Urban Extreme Heat Exposure Has Tripled Since the 1980s, Study Shows

Los Angeles, California.

Los Angeles, California. pxfuel

The number of person-days when city dwellers are exposed to extreme heat and humidity has tripled since the early 1980s, according to a new study of more than 13,000 cities worldwide.

Temperatures in cities are generally higher than in rural areas, owing to the lack of trees and the abundance of concrete. The dramatic growth in urban extreme heat exposure is a function of people moving from rural areas to warmer urban areas and of more severe heat as a result of climate change. Migration to cities accounted for two-thirds of the increased exposure, while climate change accounted for a third, the study found.

Scientists defined extreme heat as 106 degrees F on the wet-bulb scale, an indicator of how hot it feels given the temperature and humidity. Such severe heat can make being outside difficult for healthy people and can prove life-threatening for unhealthy people. In 1983, the number of person-days when people living in cities were exposed to extreme heat was 40 billion. By 2016, that figure had risen to 119 billion, according to the study, which was published in the Proceedings of the National Academy of Sciences.

“This has broad effects,” said Cascade Tuholske, a postdoctoral researcher at Columbia University and lead author of the study. “It increases morbidity and mortality. It impacts people’s ability to work, and results in lower economic output. It exacerbates pre-existing health conditions.”

Cities nearer the equator, such as Shanghai and Guangzhou in China, have been more severely affected. Dhaka, the capital of Bangladesh, the hardest-hit city, has seen an increase of 575 million person-days of extreme heat, the study found.

In the United States, cities in Texas and along the Gulf Coast have seen the largest growth in exposure to extreme heat. While population growth is driving the uptick in some places, such as Las Vegas, in others, climate change is the central factor.
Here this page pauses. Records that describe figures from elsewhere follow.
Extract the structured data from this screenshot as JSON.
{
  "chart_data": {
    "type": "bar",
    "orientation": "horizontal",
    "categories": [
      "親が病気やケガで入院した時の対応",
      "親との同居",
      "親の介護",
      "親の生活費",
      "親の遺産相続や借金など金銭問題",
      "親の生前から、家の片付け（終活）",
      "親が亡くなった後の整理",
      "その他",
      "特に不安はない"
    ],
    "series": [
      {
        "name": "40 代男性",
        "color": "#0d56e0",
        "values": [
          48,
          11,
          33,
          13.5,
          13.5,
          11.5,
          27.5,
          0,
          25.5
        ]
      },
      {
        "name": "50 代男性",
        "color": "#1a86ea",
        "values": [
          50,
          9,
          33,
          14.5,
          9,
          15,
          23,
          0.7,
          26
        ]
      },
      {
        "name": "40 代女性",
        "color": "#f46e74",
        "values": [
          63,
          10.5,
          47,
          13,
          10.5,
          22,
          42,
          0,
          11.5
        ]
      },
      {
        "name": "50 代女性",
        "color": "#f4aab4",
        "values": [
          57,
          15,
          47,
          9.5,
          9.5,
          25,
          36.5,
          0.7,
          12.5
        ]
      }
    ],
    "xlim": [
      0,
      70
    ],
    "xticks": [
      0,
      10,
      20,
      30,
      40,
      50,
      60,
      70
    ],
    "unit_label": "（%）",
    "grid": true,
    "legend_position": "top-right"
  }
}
In Providence, Rhode Island, for instance, greater exposure to extreme heat is due almost exclusively to higher temperatures and humidity.

Future warming and urban growth could lead to a 400 percent increase in extreme heat exposure by 2050, with river valleys in South Asia and Africa — such as the Ganges, Indus, Nile, and Niger — being the most affected, the study’s authors wrote in The Conversation.

“Numerous studies have shown that extreme heat reduces labor productivity and economic output,” the authors wrote, adding that “the convergence of changes in extreme heat with large urban populations calls into question the conventional wisdom that urbanization uniformly reduces poverty.”